Cantú did not expect to be cast as a villain in this moment. But he is hopeful the debate can be productive and that it might help raise up the voices of others, especially the perspectives of migrants themselves.

“I’ve arrived at this place where, if my book is providing an entry point to that conversation happening at a larger level — a conversation about whose voices we should be listening to and what narratives we should be subscribing to — then, honestly, I’m happy for my book to be the catalyst for that kind of conversation,” he said. “Even if I think it’s based on some misperceptions about the book.”

He blanches at hyperbolic praise for “The Line Becomes a River” that has called it “the best” or “the only” thing to read about the border right now.

“My perspective is inherently problematic, right?” he said. “This is the story of someone who had a lot of privilege and power over people. And I’ll be the first to say that I was complicit in perpetuating a deadly immigration policy that I’m staunchly opposed to.”

He finished the book in early 2016, before most considered Donald Trump a serious presidential candidate. As it moved toward publication and Trump’s racist and anti-immigrant platform drew support across the U.S., Cantú opted not to revise “The Line Becomes a River” with the perspective of Trump’s campaign.

“I always imagined this book would be coming out in a world where it would be a relic of this uglier time,” he said.

The afterword he is writing in Woody Creek is an opportunity to reflect on the book in the context of the Trump era and the current battles over U.S. immigration policy.

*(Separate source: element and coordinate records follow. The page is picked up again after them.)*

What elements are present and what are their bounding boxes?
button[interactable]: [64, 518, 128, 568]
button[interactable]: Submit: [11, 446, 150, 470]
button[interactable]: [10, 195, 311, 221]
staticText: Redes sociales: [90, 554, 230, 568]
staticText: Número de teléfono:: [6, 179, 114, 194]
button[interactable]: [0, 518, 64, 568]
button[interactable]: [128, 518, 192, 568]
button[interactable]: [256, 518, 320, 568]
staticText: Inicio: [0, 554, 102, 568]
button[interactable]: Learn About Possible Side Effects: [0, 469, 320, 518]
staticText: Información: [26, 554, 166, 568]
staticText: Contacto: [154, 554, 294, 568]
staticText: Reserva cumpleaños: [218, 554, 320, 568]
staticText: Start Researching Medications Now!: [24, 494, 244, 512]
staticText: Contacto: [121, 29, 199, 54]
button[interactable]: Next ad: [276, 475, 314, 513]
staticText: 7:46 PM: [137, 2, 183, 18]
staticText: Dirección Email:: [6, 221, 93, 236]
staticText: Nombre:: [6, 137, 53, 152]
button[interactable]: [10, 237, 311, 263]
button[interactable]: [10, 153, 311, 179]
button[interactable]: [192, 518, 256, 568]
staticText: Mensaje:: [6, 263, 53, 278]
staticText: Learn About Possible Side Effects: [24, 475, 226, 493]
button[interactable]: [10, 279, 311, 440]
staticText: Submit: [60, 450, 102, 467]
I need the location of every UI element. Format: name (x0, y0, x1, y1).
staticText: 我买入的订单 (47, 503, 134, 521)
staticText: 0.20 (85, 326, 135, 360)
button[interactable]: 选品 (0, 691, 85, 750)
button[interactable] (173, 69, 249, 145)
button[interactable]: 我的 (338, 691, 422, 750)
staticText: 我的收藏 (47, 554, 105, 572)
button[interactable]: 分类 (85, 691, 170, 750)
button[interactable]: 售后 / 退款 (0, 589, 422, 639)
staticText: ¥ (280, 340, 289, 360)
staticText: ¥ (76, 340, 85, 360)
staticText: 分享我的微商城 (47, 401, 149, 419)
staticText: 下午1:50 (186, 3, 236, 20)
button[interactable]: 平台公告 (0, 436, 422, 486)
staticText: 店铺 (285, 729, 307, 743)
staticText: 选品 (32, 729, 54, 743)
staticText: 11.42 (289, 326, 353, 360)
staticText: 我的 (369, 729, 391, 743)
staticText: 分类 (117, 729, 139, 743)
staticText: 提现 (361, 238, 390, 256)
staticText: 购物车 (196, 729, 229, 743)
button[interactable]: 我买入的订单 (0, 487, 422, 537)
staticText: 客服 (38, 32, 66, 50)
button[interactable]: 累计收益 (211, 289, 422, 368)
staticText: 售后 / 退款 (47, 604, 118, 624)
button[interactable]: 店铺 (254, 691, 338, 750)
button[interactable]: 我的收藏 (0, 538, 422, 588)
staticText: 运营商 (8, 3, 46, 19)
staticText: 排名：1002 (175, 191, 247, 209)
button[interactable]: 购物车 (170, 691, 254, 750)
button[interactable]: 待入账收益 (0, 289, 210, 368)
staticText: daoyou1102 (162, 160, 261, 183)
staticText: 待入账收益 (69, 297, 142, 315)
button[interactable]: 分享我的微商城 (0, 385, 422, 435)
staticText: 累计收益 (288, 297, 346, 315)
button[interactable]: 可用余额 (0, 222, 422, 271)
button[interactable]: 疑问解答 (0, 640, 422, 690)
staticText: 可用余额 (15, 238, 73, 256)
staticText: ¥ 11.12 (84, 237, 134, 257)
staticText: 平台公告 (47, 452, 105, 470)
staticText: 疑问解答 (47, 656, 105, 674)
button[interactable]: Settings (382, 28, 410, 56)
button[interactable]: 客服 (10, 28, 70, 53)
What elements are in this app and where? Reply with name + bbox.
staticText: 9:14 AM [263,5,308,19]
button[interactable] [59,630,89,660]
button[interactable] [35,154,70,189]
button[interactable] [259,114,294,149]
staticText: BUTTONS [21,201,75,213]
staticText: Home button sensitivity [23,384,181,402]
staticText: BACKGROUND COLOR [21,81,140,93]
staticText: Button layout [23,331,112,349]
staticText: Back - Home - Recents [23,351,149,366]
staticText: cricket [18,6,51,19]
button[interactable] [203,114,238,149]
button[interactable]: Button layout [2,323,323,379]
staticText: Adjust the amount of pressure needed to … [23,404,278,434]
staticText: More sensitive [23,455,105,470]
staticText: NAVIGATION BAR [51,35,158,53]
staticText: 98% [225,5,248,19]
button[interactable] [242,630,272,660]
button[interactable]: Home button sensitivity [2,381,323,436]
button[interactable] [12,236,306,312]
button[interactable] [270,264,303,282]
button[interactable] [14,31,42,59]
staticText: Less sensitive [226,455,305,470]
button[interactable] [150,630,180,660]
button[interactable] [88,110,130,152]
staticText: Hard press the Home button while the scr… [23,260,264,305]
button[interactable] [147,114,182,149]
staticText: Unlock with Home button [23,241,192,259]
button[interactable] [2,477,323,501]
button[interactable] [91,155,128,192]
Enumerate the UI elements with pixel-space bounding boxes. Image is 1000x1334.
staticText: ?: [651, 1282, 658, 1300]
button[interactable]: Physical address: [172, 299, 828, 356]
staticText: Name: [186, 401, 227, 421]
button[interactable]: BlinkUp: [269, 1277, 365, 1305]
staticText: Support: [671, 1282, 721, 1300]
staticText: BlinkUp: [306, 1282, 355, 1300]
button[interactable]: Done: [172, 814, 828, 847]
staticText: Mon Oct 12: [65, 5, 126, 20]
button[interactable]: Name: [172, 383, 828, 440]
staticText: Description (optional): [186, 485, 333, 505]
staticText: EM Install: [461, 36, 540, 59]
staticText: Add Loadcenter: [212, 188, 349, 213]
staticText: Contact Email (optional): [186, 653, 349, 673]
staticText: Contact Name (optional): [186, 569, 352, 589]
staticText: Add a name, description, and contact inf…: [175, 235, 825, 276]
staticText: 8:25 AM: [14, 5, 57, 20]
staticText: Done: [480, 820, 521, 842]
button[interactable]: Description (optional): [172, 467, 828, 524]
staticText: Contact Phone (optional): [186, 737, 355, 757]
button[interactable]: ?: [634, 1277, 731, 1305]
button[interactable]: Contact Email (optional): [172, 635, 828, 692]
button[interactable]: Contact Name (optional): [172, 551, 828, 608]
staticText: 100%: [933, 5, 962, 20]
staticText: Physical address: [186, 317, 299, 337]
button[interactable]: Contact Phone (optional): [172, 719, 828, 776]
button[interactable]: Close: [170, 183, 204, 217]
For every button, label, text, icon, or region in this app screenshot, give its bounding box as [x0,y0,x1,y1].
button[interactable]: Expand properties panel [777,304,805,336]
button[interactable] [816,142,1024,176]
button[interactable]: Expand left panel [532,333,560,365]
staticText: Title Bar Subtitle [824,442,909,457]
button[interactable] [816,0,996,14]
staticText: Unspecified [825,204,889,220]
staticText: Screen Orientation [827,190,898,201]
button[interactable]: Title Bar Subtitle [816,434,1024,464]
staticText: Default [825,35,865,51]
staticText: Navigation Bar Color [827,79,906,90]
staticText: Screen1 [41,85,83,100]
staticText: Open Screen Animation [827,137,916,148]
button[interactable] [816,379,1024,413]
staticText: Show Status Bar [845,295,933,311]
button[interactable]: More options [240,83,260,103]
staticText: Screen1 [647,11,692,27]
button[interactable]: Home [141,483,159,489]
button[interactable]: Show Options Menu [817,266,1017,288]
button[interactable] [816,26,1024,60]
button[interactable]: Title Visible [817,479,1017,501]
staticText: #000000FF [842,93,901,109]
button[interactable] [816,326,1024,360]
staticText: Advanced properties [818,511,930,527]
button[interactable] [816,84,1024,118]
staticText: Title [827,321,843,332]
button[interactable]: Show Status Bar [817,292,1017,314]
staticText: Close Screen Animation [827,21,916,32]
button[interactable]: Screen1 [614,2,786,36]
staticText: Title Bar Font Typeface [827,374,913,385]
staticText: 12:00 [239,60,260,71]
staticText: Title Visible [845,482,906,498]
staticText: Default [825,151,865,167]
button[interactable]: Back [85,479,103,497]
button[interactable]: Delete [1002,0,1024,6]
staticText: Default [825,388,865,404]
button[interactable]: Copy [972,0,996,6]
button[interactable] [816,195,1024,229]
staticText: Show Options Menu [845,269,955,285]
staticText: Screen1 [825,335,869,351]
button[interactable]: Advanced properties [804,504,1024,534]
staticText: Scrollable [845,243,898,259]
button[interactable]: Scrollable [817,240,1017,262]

“The idea is to speak more directly to the politics and rhetoric that we’re seeing right now,” he said. “Literature about the border can’t exist outside of that. … It’s something you can’t ignore.”

Since February, Cantú has been in a near constant state of motion — traveling and talking about his book, doing daily interviews and fielding media requests. What he hasn’t been doing is writing. And that’s what he’s doing this month, when his only public obligation is a talk at The Temporary at Willits on Tuesday.

Along with the afterword for “The Line Becomes a River,” Cantú said he’ll be translating a few short essays while he’s here and doing some early work on essays he’s been mulling but hasn’t had a moment to work on since the explosive of his memoir.

“Yesterday was the first time that I’ve even sat down to write notes,” he said with a laugh Thursday. “I had some handwritten notes I’d taken early this year. I haven’t even put them into the computer. I haven’t done any writing whatsoever since February.”

For a diligent writer with a daily composition practice, the grind of the book tour and national media attention has been a shock to the system. Writing in the quiet of the mountains is a more familiar setting. He wrote much of “The Line Becomes a River” in a small trailer he has parked on a plot of land his mother owns in northern Arizona, in an area even more remote than the wilderness-adjacent plot in Woody Creek where he’s spending the month.

“I already have a habit of finding solitude,” Cantú said.